1. The thick mats of grass were removed and piled onto the compost pile (background of photo).


2. The composted sheep manure was spread ontop.

3. I double dug the beds, with extra depth (about 50 cm). The potatoes were planted in the upper part of half a bed. Some beds also had fish and prawns incorporated into the upper layer as extra fertilizer (three sisters gardening style). The idea is that these release nutrients slowly. I do however because of this live in fear of foxes and badgers digging up my garden.


4. Sunflowers, corn, kohlrabi, carrots and peas were sown.

5. The whole area was watered several times over several days. This is a very dry, sunny spot, so the upper few inches are prone to drought. However, I think it’s unlikely that the lower part of the beds will ever dry up since rainfall in the area is quite substantial.

6. The beds + some extra, for later expansion was fenced in to prevent game and sheep from destroying my crops. About half the garden (plus one brother) is showing on this photo. The current size is approximately 350 square feet.


List of the things I have currently sown in my conventional garden (not my forest garden, which I also have started):

  • Sunflower
  • Corn
  • Potato
  • Carrots
  • Kohlrabi
  • Peas
  • Caraway
  • Great Burdock
  • Nettle
  • Tansy

Many more are to come, yarrow and a few other species grow around the edges. Recommended books about three sisters gardening and the grow biointensive method can be found here.
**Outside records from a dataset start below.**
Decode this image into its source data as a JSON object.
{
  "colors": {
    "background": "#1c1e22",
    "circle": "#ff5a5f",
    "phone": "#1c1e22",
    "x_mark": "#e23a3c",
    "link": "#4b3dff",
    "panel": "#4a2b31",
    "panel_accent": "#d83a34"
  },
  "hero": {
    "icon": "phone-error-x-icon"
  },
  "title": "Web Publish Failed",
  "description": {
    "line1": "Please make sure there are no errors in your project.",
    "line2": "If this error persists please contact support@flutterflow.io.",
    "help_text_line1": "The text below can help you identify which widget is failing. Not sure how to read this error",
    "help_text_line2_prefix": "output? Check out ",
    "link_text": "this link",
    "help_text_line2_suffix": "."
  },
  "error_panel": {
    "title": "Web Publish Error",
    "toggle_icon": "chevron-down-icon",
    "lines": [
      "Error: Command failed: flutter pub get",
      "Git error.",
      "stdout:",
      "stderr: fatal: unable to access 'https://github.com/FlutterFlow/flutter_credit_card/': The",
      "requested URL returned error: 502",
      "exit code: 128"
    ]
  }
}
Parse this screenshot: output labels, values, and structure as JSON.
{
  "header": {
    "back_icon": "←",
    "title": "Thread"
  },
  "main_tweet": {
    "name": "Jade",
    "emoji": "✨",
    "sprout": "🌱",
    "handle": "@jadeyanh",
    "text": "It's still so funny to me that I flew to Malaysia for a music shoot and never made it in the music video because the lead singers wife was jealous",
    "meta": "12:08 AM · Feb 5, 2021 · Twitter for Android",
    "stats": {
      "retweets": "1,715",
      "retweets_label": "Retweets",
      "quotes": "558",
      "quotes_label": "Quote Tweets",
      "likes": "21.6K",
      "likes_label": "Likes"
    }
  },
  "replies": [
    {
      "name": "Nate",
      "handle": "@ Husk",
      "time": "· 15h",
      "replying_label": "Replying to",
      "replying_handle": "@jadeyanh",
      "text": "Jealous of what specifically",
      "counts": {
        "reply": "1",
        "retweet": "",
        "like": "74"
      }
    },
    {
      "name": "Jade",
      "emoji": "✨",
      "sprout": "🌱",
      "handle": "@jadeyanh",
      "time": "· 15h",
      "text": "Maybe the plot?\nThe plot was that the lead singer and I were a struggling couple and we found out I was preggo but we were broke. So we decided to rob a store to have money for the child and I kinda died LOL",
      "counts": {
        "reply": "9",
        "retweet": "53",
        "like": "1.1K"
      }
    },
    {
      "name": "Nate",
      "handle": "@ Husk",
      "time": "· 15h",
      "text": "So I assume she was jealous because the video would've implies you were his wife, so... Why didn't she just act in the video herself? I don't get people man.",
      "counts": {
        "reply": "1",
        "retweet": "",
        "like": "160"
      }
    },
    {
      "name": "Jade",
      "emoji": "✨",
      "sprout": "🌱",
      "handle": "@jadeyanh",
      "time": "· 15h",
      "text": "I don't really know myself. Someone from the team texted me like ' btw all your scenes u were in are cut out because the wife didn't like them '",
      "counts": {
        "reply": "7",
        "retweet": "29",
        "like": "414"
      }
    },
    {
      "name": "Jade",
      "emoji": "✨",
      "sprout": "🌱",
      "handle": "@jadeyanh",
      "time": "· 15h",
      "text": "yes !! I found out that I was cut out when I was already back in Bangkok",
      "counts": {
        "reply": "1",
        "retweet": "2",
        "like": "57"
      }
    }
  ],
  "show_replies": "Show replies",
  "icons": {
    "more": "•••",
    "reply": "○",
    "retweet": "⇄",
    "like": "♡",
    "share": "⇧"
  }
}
A few aspens had to (and more still has to) be felled in order to give the garden full sun. Conveniently enough, the bark goes off easily now and it will make the waterproof layer of the roof. Aspen makes excellent firewood too. The bark is currently weighed down with rocks to prevent it from curling while drying. This bark can also be used for buckets such as the one in the picture.


However, the main reason for me going down there this time was that I was to work on the local agricultural/ecological high school. I’ll write more about that later.

I’m closing applications for the second course, since there doesn’t appear to be adequate interest in these courses. There are currently 2 more places left on the first course.